Ayumi gentian mengoperasikan komputer dan materi presentasi muncul di layar. "Baik, terima kasih banyak Lee, sekarang saya akan menguraikan hubungan antara lonjakan populasi dan pertahanan wilayah. Lonjakan populasi dapat berujung pada kelaparan dan krisis air bersih. Ada dua jenis lonjakan populasi: lonjakan yang terjadi karena tingginya angka kelahiran dan lonjakan yang terjadi karena adanya arus pendatang baru atau gelombang imigran yang berbondong-bondong. Situasi di Bukit Emas adalah campuran keduanya—para wanita mulai berani menikah pada usia yang lebih muda atau pada usia subur dan pada saat yang bersamaan industri turisme mulai berkembang dan beberapa turis menetap sebagai warga naturalisasi. Oke sekarang, siapa yang tahu apa saja dua jenis ancaman terhadap ketahanan wilayah?" Ayumi mengajak para mahasiswa berdiskusi.

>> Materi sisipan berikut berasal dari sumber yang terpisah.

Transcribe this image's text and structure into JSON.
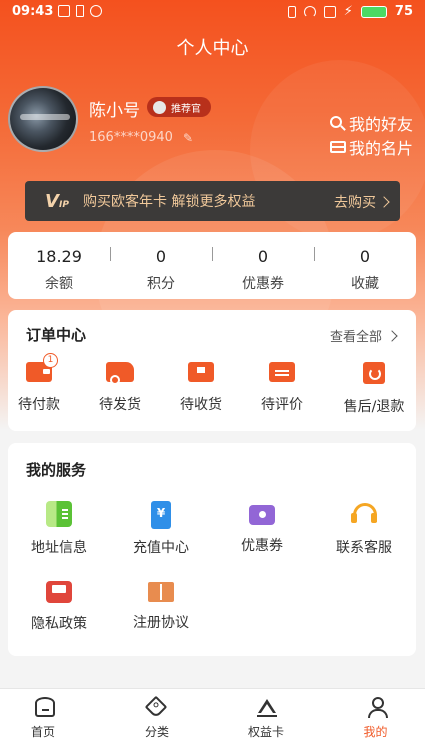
{
  "status_bar": {
    "time": "09:43",
    "battery": "75"
  },
  "header": {
    "title": "个人中心"
  },
  "profile": {
    "name": "陈小号",
    "badge": "推荐官",
    "phone": "166****0940",
    "my_friends": "我的好友",
    "my_card": "我的名片"
  },
  "vip_banner": {
    "text": "购买欧客年卡 解锁更多权益",
    "buy_label": "去购买"
  },
  "stats": [
    {
      "value": "18.29",
      "label": "余额"
    },
    {
      "value": "0",
      "label": "积分"
    },
    {
      "value": "0",
      "label": "优惠券"
    },
    {
      "value": "0",
      "label": "收藏"
    }
  ],
  "orders": {
    "title": "订单中心",
    "see_all": "查看全部",
    "items": [
      {
        "label": "待付款",
        "icon": "wallet-icon",
        "count": "1"
      },
      {
        "label": "待发货",
        "icon": "truck-icon"
      },
      {
        "label": "待收货",
        "icon": "package-icon"
      },
      {
        "label": "待评价",
        "icon": "review-icon"
      },
      {
        "label": "售后/退款",
        "icon": "refund-icon"
      }
    ]
  },
  "services": {
    "title": "我的服务",
    "items": [
      {
        "label": "地址信息",
        "icon": "address-icon"
      },
      {
        "label": "充值中心",
        "icon": "recharge-icon"
      },
      {
        "label": "优惠券",
        "icon": "coupon-icon"
      },
      {
        "label": "联系客服",
        "icon": "headset-icon"
      },
      {
        "label": "隐私政策",
        "icon": "privacy-icon"
      },
      {
        "label": "注册协议",
        "icon": "agreement-icon"
      }
    ]
  },
  "tabbar": {
    "items": [
      {
        "label": "首页",
        "icon": "home-icon"
      },
      {
        "label": "分类",
        "icon": "tag-icon"
      },
      {
        "label": "权益卡",
        "icon": "crown-icon"
      },
      {
        "label": "我的",
        "icon": "user-icon",
        "active": true
      }
    ]
  },
  "colors": {
    "brand": "#f05a28",
    "vip_text": "#f0c89a",
    "vip_bg": "#3c3a39"
  }
}
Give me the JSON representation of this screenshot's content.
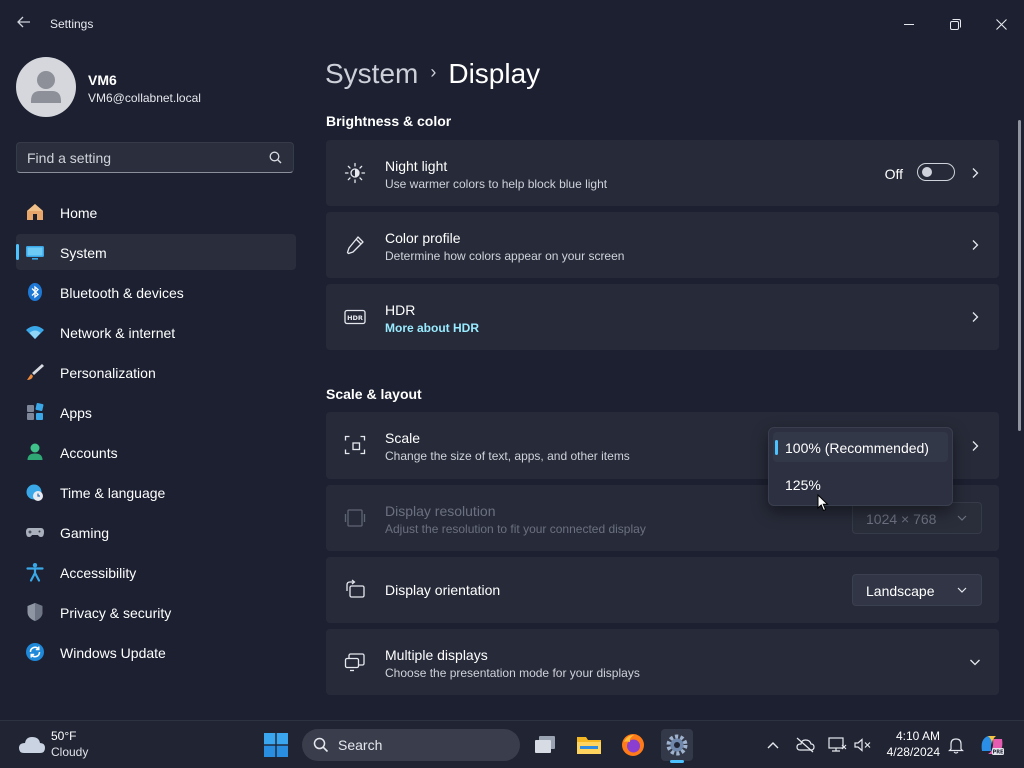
{
  "window": {
    "app_title": "Settings"
  },
  "profile": {
    "name": "VM6",
    "email": "VM6@collabnet.local"
  },
  "search": {
    "placeholder": "Find a setting"
  },
  "sidebar": {
    "items": [
      {
        "label": "Home",
        "icon": "home-icon"
      },
      {
        "label": "System",
        "icon": "system-icon",
        "active": true
      },
      {
        "label": "Bluetooth & devices",
        "icon": "bluetooth-icon"
      },
      {
        "label": "Network & internet",
        "icon": "wifi-icon"
      },
      {
        "label": "Personalization",
        "icon": "brush-icon"
      },
      {
        "label": "Apps",
        "icon": "apps-icon"
      },
      {
        "label": "Accounts",
        "icon": "person-icon"
      },
      {
        "label": "Time & language",
        "icon": "clock-globe-icon"
      },
      {
        "label": "Gaming",
        "icon": "gamepad-icon"
      },
      {
        "label": "Accessibility",
        "icon": "accessibility-icon"
      },
      {
        "label": "Privacy & security",
        "icon": "shield-icon"
      },
      {
        "label": "Windows Update",
        "icon": "update-icon"
      }
    ]
  },
  "breadcrumb": {
    "parent": "System",
    "separator": "›",
    "current": "Display"
  },
  "brightness_section": {
    "title": "Brightness & color",
    "night_light": {
      "title": "Night light",
      "subtitle": "Use warmer colors to help block blue light",
      "toggle_state": "Off"
    },
    "color_profile": {
      "title": "Color profile",
      "subtitle": "Determine how colors appear on your screen"
    },
    "hdr": {
      "title": "HDR",
      "link": "More about HDR"
    }
  },
  "layout_section": {
    "title": "Scale & layout",
    "scale": {
      "title": "Scale",
      "subtitle": "Change the size of text, apps, and other items",
      "options": [
        "100% (Recommended)",
        "125%"
      ],
      "selected_index": 0
    },
    "resolution": {
      "title": "Display resolution",
      "subtitle": "Adjust the resolution to fit your connected display",
      "value": "1024 × 768"
    },
    "orientation": {
      "title": "Display orientation",
      "value": "Landscape"
    },
    "multiple_displays": {
      "title": "Multiple displays",
      "subtitle": "Choose the presentation mode for your displays"
    }
  },
  "taskbar": {
    "weather": {
      "temp": "50°F",
      "condition": "Cloudy"
    },
    "search_label": "Search",
    "time": "4:10 AM",
    "date": "4/28/2024"
  },
  "colors": {
    "accent": "#4cc2ff",
    "link": "#99ebff",
    "card_bg": "#272b39",
    "window_bg": "#1c2030"
  }
}
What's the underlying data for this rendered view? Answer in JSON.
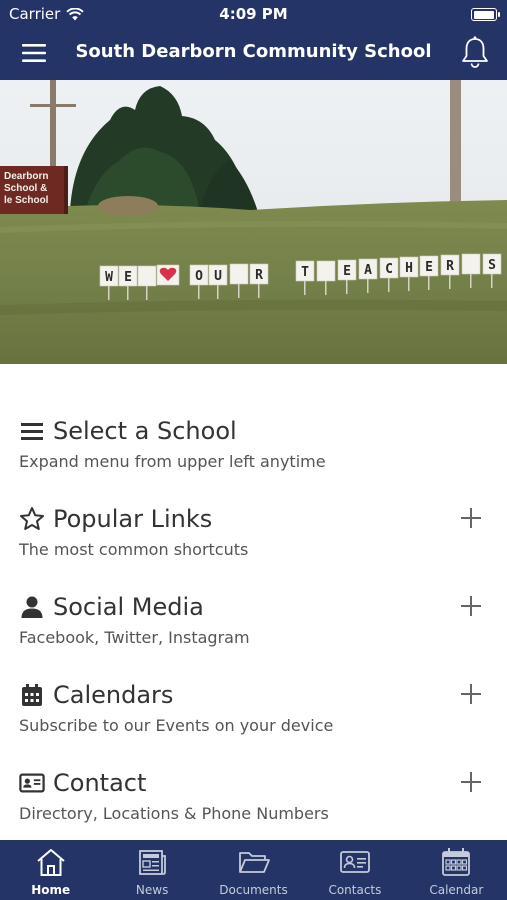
{
  "status_bar": {
    "carrier": "Carrier",
    "time": "4:09 PM"
  },
  "header": {
    "title": "South Dearborn Community School"
  },
  "hero": {
    "sign_text": [
      "Dearborn",
      "School &",
      "le School"
    ],
    "banner_left": [
      "W",
      "E",
      "O",
      "U",
      "R"
    ],
    "banner_right": [
      "T",
      "E",
      "A",
      "C",
      "H",
      "E",
      "R",
      "S"
    ]
  },
  "sections": [
    {
      "title": "Select a School",
      "subtitle": "Expand menu from upper left anytime",
      "icon": "list-icon"
    },
    {
      "title": "Popular Links",
      "subtitle": "The most common shortcuts",
      "icon": "star-icon"
    },
    {
      "title": "Social Media",
      "subtitle": "Facebook, Twitter, Instagram",
      "icon": "user-icon"
    },
    {
      "title": "Calendars",
      "subtitle": "Subscribe to our Events on your device",
      "icon": "calendar-icon"
    },
    {
      "title": "Contact",
      "subtitle": "Directory, Locations & Phone Numbers",
      "icon": "contact-card-icon"
    }
  ],
  "tabs": [
    {
      "label": "Home",
      "icon": "home-icon",
      "active": true
    },
    {
      "label": "News",
      "icon": "newspaper-icon",
      "active": false
    },
    {
      "label": "Documents",
      "icon": "folder-icon",
      "active": false
    },
    {
      "label": "Contacts",
      "icon": "contact-card-icon",
      "active": false
    },
    {
      "label": "Calendar",
      "icon": "calendar-icon",
      "active": false
    }
  ],
  "colors": {
    "brand": "#243467",
    "text": "#333333",
    "subtext": "#555555"
  }
}
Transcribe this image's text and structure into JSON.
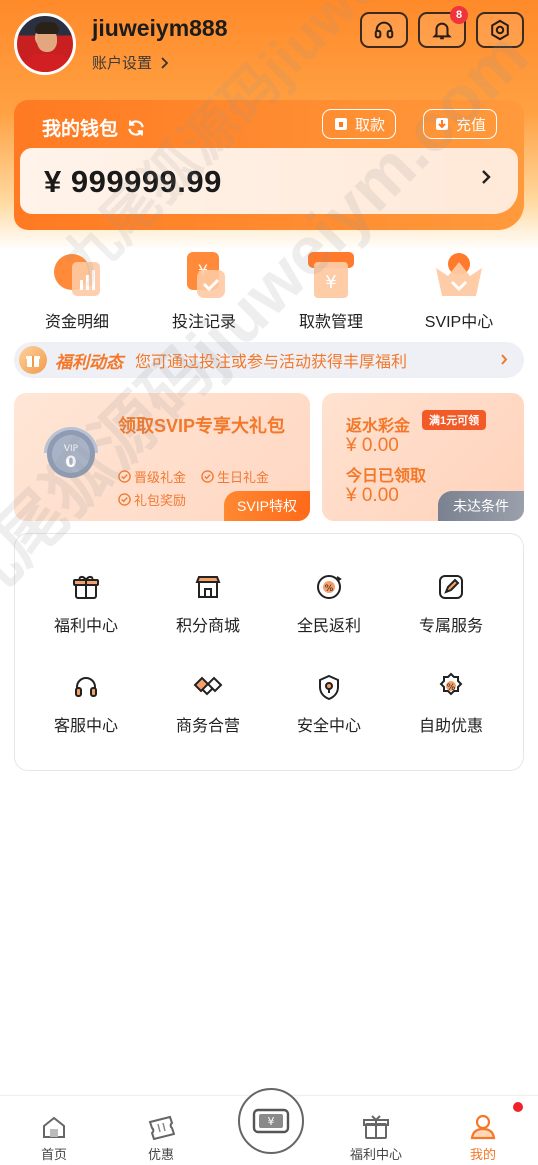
{
  "header": {
    "username": "jiuweiym888",
    "account_settings_label": "账户设置",
    "notification_count": "8"
  },
  "wallet": {
    "title": "我的钱包",
    "withdraw_label": "取款",
    "deposit_label": "充值",
    "balance": "¥ 999999.99"
  },
  "quick_actions": [
    {
      "label": "资金明细",
      "icon": "fund-details-icon"
    },
    {
      "label": "投注记录",
      "icon": "bet-record-icon"
    },
    {
      "label": "取款管理",
      "icon": "withdraw-manage-icon"
    },
    {
      "label": "SVIP中心",
      "icon": "svip-center-icon"
    }
  ],
  "notice": {
    "title": "福利动态",
    "text": "您可通过投注或参与活动获得丰厚福利"
  },
  "vip_card": {
    "title": "领取SVIP专享大礼包",
    "medal_text": "VIP",
    "medal_level": "0",
    "tags": [
      "晋级礼金",
      "生日礼金",
      "礼包奖励"
    ],
    "button": "SVIP特权"
  },
  "rebate_card": {
    "rebate_label": "返水彩金",
    "rebate_tag": "满1元可领",
    "rebate_value": "¥ 0.00",
    "today_label": "今日已领取",
    "today_value": "¥ 0.00",
    "button": "未达条件"
  },
  "services": [
    {
      "label": "福利中心",
      "icon": "gift-icon"
    },
    {
      "label": "积分商城",
      "icon": "store-icon"
    },
    {
      "label": "全民返利",
      "icon": "rebate-icon"
    },
    {
      "label": "专属服务",
      "icon": "edit-service-icon"
    },
    {
      "label": "客服中心",
      "icon": "headset-icon"
    },
    {
      "label": "商务合营",
      "icon": "handshake-icon"
    },
    {
      "label": "安全中心",
      "icon": "shield-icon"
    },
    {
      "label": "自助优惠",
      "icon": "discount-icon"
    }
  ],
  "watermark": "九尾狐源码jiuweiym.com",
  "bottom_nav": [
    {
      "label": "首页"
    },
    {
      "label": "优惠"
    },
    {
      "label": "福利中心"
    },
    {
      "label": "我的"
    }
  ],
  "colors": {
    "accent": "#ff7a22",
    "accent_text": "#f4782a",
    "badge": "#f0343c"
  }
}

Moira menaikkan tangan dan Ayumi mempersilahkannya bicara, beliau banga gadis itu akhirnya mau berpartisipasi aktif, tidak seperti tiga bulan belakangan. "Um, setahu saya ada ancaman tradisional dan ancaman modern, bukan? Ancaman tradisional termasuk migrasi dan gelombang pengungsi, kelaparan, konflik antar anggota suku sendiri, dan urbanisasi. Ayumi, Anda sudah menjelaskan faktor migrasi. Jadi selanjutnya ada ancaman modern, ini termasuk hal-hal dalam skala yang jauh lebih besar, misalnya kerusakan alam atau marginalisasi ekologi, di mana kegiatan yang dilakukan oleh pemerintah atau pihak ketiga di wilayah tersebut malah ujung-ujungnya merugikan bagi penduduk setempat. Apakah hal demikian pernah terjadi di kampung ini, Ayumi?"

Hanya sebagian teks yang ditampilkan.